The oxidant stress and inflammation are related to pathophysiological processes of respiratory viral diseases. Overproduction of reactive oxygen species (ROS) and disturbances of antioxidant defenses have been associated with virus-mediated disease, including cytokine storms and severe inflammation. Nrf2 and NF-κB are crucial molecules on oxidative stress and inflammation pathway, respectively. A recent report demonstrated that SARS-CoV-2 infection could inhibit Nrf2 and activate NF-κB pathways, then leading to inflammation and oxidative damage. Antioxidants can scavenge reactive oxygen species and inhibit oxidant-producing enzymes. SOD can reduce free radical storms that occur in viral infections [39,40]. SARS-CoV-2 infection stimulates the arachidonic acid cascade through the lipoxygenase pathway, and the 5-LOX pathway is implicated in viral pathophysiology [7]. In this study, PAFYY can protect the host from oxidative and inflammatory stress damage caused by COVID-19. The free radical scavenging activity of PAFYY may be related to Pueraria, Honeysuckle flower, Mentha, and Perilla leaf. Houttuynia, Astragalus, Citrus Peel, Agastache, and Platycodon provide SOD activity of PAFYY, and the Houttuynia, Mentha, and Honeysuckle flower provide LOX inhibition of PAFYY.

It is well known that the composition of Chinese herbal medicine is complex. TCM formulations need to be standardized in terms of safety, efficacy, and potency.

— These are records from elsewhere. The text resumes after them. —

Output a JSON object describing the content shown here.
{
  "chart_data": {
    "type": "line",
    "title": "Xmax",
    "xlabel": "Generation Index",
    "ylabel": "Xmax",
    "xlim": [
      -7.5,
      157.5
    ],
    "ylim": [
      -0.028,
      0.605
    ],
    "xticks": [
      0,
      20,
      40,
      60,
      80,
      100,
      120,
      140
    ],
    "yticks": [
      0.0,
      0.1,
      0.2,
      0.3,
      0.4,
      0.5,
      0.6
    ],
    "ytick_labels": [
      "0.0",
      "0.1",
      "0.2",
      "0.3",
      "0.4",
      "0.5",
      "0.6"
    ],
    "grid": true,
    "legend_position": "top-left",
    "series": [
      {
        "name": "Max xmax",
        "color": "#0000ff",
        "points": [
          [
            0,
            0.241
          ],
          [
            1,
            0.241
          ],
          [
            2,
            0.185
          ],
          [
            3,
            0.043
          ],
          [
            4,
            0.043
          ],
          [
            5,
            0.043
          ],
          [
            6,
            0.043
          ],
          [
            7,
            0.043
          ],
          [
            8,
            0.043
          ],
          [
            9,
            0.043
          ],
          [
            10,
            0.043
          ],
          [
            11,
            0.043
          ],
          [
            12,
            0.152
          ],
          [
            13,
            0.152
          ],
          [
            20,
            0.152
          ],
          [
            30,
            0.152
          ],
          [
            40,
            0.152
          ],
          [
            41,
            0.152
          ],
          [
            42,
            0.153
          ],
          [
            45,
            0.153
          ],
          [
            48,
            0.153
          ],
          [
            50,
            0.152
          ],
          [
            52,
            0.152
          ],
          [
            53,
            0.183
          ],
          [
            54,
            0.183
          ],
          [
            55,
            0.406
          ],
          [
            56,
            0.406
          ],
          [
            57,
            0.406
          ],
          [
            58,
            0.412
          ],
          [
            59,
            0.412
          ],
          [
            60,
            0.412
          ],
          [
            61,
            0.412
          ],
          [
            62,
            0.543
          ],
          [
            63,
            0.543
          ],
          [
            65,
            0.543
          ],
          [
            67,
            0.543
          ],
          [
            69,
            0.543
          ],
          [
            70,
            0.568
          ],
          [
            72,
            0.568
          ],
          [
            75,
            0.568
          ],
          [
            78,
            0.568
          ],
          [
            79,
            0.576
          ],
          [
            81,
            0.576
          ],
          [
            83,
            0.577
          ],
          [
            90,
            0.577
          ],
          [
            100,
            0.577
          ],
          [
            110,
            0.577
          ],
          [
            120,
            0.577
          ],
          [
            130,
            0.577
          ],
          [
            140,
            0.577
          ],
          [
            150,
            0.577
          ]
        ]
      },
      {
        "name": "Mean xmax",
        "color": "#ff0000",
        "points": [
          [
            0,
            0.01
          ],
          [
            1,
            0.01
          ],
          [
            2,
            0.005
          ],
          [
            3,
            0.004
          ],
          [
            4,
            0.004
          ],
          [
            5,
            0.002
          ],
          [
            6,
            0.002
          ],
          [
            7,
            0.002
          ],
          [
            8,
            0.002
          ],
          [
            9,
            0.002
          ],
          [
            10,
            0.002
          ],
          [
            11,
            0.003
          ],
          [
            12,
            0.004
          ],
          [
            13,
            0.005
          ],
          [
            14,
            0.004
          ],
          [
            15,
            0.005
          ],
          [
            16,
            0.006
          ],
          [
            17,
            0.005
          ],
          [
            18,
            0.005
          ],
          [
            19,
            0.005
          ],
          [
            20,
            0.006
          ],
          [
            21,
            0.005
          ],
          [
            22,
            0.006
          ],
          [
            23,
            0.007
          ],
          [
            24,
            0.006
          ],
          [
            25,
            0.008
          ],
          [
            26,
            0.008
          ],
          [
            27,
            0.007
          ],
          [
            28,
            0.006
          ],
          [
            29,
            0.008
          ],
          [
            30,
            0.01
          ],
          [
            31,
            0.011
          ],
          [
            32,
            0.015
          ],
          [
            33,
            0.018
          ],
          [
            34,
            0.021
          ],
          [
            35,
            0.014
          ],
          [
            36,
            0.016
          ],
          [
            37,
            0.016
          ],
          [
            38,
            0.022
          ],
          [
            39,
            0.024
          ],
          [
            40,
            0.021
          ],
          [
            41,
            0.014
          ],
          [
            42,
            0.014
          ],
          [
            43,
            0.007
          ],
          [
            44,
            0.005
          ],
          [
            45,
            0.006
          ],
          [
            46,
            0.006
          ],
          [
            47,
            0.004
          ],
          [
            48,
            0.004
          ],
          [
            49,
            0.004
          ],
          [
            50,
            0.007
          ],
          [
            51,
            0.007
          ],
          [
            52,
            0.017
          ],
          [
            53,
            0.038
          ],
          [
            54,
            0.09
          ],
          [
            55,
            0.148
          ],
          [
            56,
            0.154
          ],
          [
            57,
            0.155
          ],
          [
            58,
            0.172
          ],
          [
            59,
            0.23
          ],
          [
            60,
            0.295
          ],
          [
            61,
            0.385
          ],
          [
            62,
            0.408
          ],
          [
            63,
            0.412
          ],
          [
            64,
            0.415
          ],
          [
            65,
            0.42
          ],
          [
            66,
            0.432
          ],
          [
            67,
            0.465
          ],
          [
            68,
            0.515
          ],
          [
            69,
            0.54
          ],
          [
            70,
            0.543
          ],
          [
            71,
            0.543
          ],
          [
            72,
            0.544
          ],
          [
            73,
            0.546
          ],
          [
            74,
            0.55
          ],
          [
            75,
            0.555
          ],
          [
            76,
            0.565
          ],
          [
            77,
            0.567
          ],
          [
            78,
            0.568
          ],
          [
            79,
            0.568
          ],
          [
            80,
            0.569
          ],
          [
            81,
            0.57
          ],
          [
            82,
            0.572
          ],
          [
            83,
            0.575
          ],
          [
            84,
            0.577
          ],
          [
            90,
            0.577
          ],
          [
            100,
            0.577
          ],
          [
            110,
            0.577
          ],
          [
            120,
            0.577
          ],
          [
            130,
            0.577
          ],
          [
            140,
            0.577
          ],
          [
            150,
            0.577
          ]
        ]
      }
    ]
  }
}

Quality control of medicinal materials requires the use of a variety of techniques, including HPLC, ICP-MS, LC-MS, and GC-MS are used for the quantitative estimation and quality control assessment [22,41,42]. Our data show that a total of eleven representative constituents were quantitative analyses performed by HPLC/PDA or ELSD method, saccharide compositions were quantitatively determined by HPLC/ELSD or HPLC/RI, twenty amino acids were quantitatively determined by LC-MS/MS, and trace elements were semiquantitative analysis by ICP/MS in PAFYY. The content of heavy metals in PAFYY is lower than the limit specified, and our data provide information on the safety of medicinal materials (Supplementary Table S3). In addition, the chemical composition of PAFYY may depend on how it is brewed. Our study also describes the chemical composition of PAFYY prepared with different brewing times. In Supplementary Table S4, the contents of most components increased gradually in a while. More than 50% of phytochemicals can be dissolved in boiling water for 30 min of steep time. Thus, a variety of chromatographic techniques have been successfully applied to analyze PAFYY, and it provides a reference and useful method for the quality control of PAFYY in the future.

5. Conclusions

To our knowledge, this study is the first to investigate the chemical composition of PAFYY and its potential to prevent SARS-CoV-2 infection. As mentioned above, PAFYY may be involved in a variety of mechanisms, which may prevent or improve COVID-19 syndrome. Molecular docking calculations supported the binding affinity of PAFYY’s biologically active compounds between SARS-CoV-2-RBD and the hACE2 receptor. Chemical fingerprint data provide comprehensive information for PAFYY’s quality control in the future. Moreover, the potential of PAFYY to prevent COVID-19 requires further validation in vivo, including benefits for COVID-19 and pharmacokinetic description.